Lei pensa davvero che si sia perso qualcosa? Secondo me no, personalmente ritengo che con la gestione Polognolli il Roma fosse diventato un ristorante da corsa. L’unico a lasciare un segno in quel locale è stato il Marietto Bort. Del resto, Villa Madruzzo le sembra una cosa importante? Giudico l’operato di Polognolli abbastanza comune, poco originale. Da vecchio trentino non mi sento di aver tolto nulla alla città con la vicenda del Roma.

In tutta questa vita di successi, seppur invidiati dai più invece che ammirati, c’è qualcosa che si rammarica di non essere riuscito a fare?

Non una, ma tante. Come tutti, ho dei sogni non realizzati, ma non posso dirli.

E c’è ancora qualche sogno nel cassetto?

Con la Fondazione potrò fare cose umanitarie, culturali, artistiche, etc. Io, per esempio, ho un debole per l’arte. Villa Margon, ad esempio, è stata una mia fissa finchè non sono riuscita a comperarla dal Baron Salvadori. Adesso ho Pomodoro. Mi piace l’arte, però mi pongo sempre questo problema: i miei soldi è giusto che vadano in opere d’arte o nel ripristino delle stesse, con la povertà che c’è in giro? Il mio vero sogno nel cassetto è diffondere il microcredito, che è l’unica via di sviluppo per i Paesi poveri, uno dei fattori fondamentali. Non ho più l’età e non ne ho le capacità per intraprendere quest’impresa: dovrò farmele o acquistarmele, ma questo è il mio sogno.

Sua moglie cosa dice di questa sua passione umanitaria?

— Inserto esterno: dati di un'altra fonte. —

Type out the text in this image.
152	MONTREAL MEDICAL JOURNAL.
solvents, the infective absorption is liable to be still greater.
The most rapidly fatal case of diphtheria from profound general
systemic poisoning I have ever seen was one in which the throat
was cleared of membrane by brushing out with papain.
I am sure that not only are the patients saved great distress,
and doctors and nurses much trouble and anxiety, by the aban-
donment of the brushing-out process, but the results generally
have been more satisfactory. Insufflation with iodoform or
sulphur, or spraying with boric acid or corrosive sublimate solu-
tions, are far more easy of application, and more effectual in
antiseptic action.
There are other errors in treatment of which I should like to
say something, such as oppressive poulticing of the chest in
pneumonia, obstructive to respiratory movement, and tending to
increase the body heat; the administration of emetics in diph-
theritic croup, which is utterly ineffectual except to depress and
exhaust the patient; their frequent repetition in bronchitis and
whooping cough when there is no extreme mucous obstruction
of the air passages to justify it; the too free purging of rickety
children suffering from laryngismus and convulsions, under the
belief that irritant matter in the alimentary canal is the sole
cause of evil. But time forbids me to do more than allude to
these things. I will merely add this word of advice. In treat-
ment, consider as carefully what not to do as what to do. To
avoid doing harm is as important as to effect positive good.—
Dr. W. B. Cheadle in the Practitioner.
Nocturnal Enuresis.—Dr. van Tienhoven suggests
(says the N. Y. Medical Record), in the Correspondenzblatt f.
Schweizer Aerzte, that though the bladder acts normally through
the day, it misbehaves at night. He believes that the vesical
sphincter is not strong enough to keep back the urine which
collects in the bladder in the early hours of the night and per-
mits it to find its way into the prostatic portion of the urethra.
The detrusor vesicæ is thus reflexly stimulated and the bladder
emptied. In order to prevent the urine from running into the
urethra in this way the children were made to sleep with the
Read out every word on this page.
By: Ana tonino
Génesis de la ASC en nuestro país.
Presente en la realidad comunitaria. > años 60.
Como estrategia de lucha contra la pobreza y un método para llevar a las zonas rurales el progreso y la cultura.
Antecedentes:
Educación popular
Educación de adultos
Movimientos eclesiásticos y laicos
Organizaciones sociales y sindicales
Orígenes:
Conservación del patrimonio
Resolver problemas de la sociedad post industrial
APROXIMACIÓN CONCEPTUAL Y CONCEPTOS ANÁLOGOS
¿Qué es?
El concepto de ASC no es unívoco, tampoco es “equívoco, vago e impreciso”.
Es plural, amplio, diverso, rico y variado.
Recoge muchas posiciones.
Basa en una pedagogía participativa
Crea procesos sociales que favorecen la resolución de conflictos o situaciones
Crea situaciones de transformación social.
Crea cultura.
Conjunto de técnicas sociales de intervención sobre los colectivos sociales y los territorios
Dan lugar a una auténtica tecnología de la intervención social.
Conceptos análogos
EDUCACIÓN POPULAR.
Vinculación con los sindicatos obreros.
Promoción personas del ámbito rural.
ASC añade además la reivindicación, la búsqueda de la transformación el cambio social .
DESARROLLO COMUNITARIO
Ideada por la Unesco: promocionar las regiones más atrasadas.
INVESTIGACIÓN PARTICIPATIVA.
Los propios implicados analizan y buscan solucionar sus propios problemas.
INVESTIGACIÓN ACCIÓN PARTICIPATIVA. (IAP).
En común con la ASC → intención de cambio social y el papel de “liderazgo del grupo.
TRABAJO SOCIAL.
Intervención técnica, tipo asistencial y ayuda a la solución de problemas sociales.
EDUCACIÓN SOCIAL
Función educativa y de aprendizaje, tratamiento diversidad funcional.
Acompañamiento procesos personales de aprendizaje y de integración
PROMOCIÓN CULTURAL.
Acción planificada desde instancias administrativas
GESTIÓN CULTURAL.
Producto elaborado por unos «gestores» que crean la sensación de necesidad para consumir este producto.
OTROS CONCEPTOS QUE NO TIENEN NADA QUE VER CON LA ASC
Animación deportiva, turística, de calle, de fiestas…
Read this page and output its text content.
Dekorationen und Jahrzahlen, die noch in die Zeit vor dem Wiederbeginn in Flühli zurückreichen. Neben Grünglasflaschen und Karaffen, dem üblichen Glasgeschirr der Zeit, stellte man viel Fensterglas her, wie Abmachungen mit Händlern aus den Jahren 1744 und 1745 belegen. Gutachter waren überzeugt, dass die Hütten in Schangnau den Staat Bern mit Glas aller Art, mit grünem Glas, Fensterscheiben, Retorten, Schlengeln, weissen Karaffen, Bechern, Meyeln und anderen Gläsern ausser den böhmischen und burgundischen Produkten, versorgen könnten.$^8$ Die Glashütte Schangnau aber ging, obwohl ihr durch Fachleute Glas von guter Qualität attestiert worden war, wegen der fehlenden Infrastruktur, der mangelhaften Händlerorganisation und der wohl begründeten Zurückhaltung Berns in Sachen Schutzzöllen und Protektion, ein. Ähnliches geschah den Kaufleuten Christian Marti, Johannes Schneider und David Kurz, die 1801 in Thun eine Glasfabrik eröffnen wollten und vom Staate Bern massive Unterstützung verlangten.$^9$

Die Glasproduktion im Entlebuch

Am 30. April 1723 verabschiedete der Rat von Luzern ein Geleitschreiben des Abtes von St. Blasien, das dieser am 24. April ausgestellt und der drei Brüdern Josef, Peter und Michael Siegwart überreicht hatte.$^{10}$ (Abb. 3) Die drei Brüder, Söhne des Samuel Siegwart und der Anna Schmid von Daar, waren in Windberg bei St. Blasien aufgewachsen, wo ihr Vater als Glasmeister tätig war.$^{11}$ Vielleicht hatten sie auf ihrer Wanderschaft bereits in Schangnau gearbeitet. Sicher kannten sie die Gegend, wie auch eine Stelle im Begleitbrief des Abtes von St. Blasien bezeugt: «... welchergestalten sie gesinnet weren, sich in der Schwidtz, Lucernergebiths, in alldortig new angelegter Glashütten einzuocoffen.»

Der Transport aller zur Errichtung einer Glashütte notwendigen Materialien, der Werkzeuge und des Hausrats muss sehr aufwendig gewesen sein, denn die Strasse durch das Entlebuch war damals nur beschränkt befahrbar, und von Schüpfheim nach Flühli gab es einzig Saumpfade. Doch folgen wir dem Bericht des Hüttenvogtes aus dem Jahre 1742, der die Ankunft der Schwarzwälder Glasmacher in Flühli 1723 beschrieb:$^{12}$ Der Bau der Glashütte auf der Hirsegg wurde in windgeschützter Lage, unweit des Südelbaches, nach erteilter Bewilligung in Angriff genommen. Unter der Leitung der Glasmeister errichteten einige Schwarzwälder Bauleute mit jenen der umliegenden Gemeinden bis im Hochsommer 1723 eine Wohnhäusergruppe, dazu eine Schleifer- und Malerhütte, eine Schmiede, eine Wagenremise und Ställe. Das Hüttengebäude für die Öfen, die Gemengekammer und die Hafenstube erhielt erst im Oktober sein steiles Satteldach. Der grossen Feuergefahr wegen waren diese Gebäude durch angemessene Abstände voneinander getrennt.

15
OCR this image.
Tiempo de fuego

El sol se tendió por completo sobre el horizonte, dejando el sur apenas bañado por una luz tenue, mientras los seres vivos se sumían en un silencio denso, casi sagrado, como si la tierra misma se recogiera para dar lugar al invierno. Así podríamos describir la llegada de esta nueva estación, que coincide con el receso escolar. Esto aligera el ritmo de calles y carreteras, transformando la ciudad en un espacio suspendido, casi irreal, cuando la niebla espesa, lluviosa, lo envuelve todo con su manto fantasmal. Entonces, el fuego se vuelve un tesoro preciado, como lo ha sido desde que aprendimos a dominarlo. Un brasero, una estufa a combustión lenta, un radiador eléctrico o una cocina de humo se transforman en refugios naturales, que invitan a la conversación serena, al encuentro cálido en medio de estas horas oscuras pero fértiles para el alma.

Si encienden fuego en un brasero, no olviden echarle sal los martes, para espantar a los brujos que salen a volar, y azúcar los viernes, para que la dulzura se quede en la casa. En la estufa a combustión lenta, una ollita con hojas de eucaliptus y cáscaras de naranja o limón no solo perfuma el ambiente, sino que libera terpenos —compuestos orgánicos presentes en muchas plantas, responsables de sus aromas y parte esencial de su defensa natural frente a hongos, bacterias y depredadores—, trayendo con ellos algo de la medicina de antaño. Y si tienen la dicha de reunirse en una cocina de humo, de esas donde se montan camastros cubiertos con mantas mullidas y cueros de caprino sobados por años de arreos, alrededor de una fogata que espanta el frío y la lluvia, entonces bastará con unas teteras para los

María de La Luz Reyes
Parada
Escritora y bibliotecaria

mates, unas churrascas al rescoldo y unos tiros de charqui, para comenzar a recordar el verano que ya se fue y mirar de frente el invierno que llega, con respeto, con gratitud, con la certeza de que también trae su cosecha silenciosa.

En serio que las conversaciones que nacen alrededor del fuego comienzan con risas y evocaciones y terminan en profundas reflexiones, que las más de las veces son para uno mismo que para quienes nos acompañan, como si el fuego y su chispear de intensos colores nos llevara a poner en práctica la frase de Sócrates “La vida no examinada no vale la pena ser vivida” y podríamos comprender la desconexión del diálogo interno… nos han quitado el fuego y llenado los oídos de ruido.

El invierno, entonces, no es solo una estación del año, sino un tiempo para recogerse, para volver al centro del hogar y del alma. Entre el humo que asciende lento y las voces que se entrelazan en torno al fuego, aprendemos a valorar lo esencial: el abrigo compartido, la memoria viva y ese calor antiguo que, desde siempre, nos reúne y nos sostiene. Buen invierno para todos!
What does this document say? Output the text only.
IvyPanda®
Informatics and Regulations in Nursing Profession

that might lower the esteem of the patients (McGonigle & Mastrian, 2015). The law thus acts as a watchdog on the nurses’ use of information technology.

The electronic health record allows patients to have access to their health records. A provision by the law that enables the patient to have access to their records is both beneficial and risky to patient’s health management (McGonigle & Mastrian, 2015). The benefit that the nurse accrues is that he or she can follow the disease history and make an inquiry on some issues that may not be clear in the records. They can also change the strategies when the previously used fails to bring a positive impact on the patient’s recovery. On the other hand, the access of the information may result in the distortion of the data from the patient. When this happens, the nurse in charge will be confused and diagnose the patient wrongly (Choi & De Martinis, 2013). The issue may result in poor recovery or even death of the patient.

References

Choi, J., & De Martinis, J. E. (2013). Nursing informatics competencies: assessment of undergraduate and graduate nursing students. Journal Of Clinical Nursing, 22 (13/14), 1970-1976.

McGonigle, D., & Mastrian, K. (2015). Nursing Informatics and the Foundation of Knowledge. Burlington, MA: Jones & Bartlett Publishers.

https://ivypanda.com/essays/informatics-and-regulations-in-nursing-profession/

Mia moglie mi segue anche se siamo vecchietti. In Africa si incontrano dei personaggi straordinari, incredibili, io non saprei mai fare quello che fanno loro. A me che fa schifo tutto e sono un signorinello viziato, ma missionari e suore mi dicono semplicemente: «Tu non preoccuparti, fai quello che sai fare: sai fare commercio, sai fare soldi? Fai quello, al resto ci pensiamo noi». In queste persone c’è una saggezza straordinaria.

 

In Trentino c’è saggezza?

Io lamento del Trentino il fatto che non ami le sue tradizioni. Stiamo distruggendo il vecchio Trentino e nessuno ha la sensibilità per accorgersene. Siamo stati per troppi secoli talmente poveri, che in questi ultimi 20 anni abbiamo avuto una repulsione del vecchio e quindi anche la nostra antica architettura l’abbiamo voluta distruggere con costruzione moderne insensate. Invece che ripristinare, si è abbattuto tutto e costruito col cemento. In Alto Adige questo non è successo, forse perché il loro maso chiuso ha difeso fortemente le loro tradizioni.

Se qualcuno le chiedesse di dare una mano al Trentino in veste di consulente, lei rifiuterebbe?

Sì, perché per queste cose ci vogliono i giovani.